For Mains: Residual Flood Damage under Intensive Adaptation, Climate Change
Why in News?
According to a new Study published, Residual Flood Damage under Intensive Adaptation, the risk of river flooding is expected to increase with climate change and socioeconomic development.
Residual flood damage under intensive adaptation tries to estimate the global cost of employing adaptive flood measures depending on local economic scenarios and cost adaptation measures by trying to quantify the cost of Residual Flood Damage (RFD).
What is RFD?
RFD refers to the unavoidable increases in flood damage even under an adaptation strategy based on feasible adaptation costs.
Adaptation strategy in the context of floods includes infrastructural measures employed to mitigate flood risks.
RFD is the part of total Expected Annual Damage (EAD).
The expected annual damage is the average of flood damages calculated over a number of events.
It is calculated by subtracted past EAD (1970-2000) and future EAD estimates (set to 1000 years).
What are the Findings?
Assam will need 943 years of flood protection measures to prevent a crisis like the one it is witnessing if its pace of preparedness and climate adaptation doesn’t increase.
In 2022, the flooding started as early as May, with 62% above average rainfall from March-May — a 10-year high.
Currently, 33 of Assam’s 35 districts have been affected due to flooding along the Brahmaputra basin. Over 4.2 million people have been affected by floods this year, while over 100,000 hectares of cropland have been damaged as of June 20.
Other flood-prone states like Bihar, Uttar Pradesh and Meghalaya will need 966, 935 & 996 years respectively.
In India, riverine floods — considered one of the major natural disasters — have become synonymous with economic losses.
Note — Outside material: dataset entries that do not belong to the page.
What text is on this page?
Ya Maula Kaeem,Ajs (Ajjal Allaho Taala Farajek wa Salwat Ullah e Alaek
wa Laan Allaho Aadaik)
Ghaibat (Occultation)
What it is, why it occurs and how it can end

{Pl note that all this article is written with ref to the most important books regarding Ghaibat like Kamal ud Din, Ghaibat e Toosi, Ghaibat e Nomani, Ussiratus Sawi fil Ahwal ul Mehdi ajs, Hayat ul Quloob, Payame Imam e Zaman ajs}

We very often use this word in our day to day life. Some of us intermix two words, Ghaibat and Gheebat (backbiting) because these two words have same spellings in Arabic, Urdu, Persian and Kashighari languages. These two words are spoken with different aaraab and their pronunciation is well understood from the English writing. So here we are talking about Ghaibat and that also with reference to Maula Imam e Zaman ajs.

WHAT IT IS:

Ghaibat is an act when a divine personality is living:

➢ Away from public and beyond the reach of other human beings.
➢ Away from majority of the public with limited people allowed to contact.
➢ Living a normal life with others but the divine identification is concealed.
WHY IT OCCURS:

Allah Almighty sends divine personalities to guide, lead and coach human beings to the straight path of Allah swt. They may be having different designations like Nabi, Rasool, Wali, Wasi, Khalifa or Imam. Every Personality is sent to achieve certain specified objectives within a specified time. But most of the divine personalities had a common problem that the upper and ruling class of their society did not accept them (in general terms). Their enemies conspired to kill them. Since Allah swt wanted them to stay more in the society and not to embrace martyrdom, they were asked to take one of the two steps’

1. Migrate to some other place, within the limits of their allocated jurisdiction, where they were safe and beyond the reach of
The total flood-related losses in the country were estimated to be over Rs 37 lakh crores from 1953-2017, according to the Central Water Commission.
RFD in South Asia is estimated to be around USD 4 million and adaptive costs around USD 3 million.
RFD (as a part of the gross domestic product) remained high in eastern China, northern parts of India and the central regions of the African continent.
RFD can be reduced with shorter construction periods or lower adaptation costs, implying the need for immediate and appropriate adaptation actions, including enhanced financial support for high-risk regions.
What is Flood?
It is an overflowing of water onto land that is normally dry. Floods can happen during heavy rains, when ocean waves come on shore, when snow melts quickly, or when dams or levees break.
Damaging flooding may happen with only a few inches of water, or it may cover a house to the rooftop. Floods can occur within minutes or over a long period, and may last days, weeks, or longer. Floods are the most common and widespread of all weather-related natural disasters.
Flash floodsare the most dangerous kind of floods, because they combine the destructive power of a flood with incredible speed.
Flash floods occur when heavy rainfall exceeds the ability of the ground to absorb it.
They also occur when water fills normally dry creeks or streams or enough water accumulates for streams to overtop their banks, causing rapid rises of water in a short amount of time.
They can happen within minutes of the causative rainfall, limiting the time available to warn and protect the public.
UPSC Civil Services Examination, Previous Year Question (PYQ)
Q. La Nina is suspected to have caused recent floods in Australia. How is La Nina different from El Nino? (2011)
La Nina is characterized by a usually cold ocean temperature in equatorial Indian Ocean whereas El Nino is characterized by unusually warm ocean temperature in the equatorial Pacific Ocean.
El Nino has adverse effect on south-west monsoon of India but La Nina has no effect on monsoon climate.
Which of the statements given above is/are correct?
(a) 1 only (b) 2 only (c) Both 1 and 2 (d) Neither 1 nor 2
Normally, when the tropical eastern South Pacific Ocean experiences high pressure, the tropical eastern Indian Ocean experiences low pressure. But in certain years, there is a reversal in the pressure conditions and the eastern Pacific has lower pressure in comparison to the eastern Indian Ocean. This periodic change in pressure conditions is known as the Southern Oscillation (SO).
A feature connected with the SO is the El Nino phenomenon in which a warm ocean current flows past the Peruvian Coast, in place of the cold Peruvian current, every 2 to 5 years. The presence of El Nino leads to an increase in sea-surface temperatures and weakening of the trade winds in the region. Hence, statement 1 is not correct.
The result of El Nino is:
Rain on the western coast of South America
Drought in Northern Australia, Indonesia and India
Storms and Hurricanes in the East Pacific
The La-Nina episode represents periods of below average sea-surface temperature across the east central Equatorial Pacific.
Global climate La Nina impacts tend to be opposite those of El Nino impacts. In the tropics, ocean temperature variations in La Nina also tend to be opposite those of El Nino. Hence, statement 2 is not correct.
During La Nina, things are same as in a “normal” year, but the two things – Cold Peru Current and Trade Winds become even “stronger”. This results into too many fishes on the Peruvian coast and too much rain in Indonesia and Australia.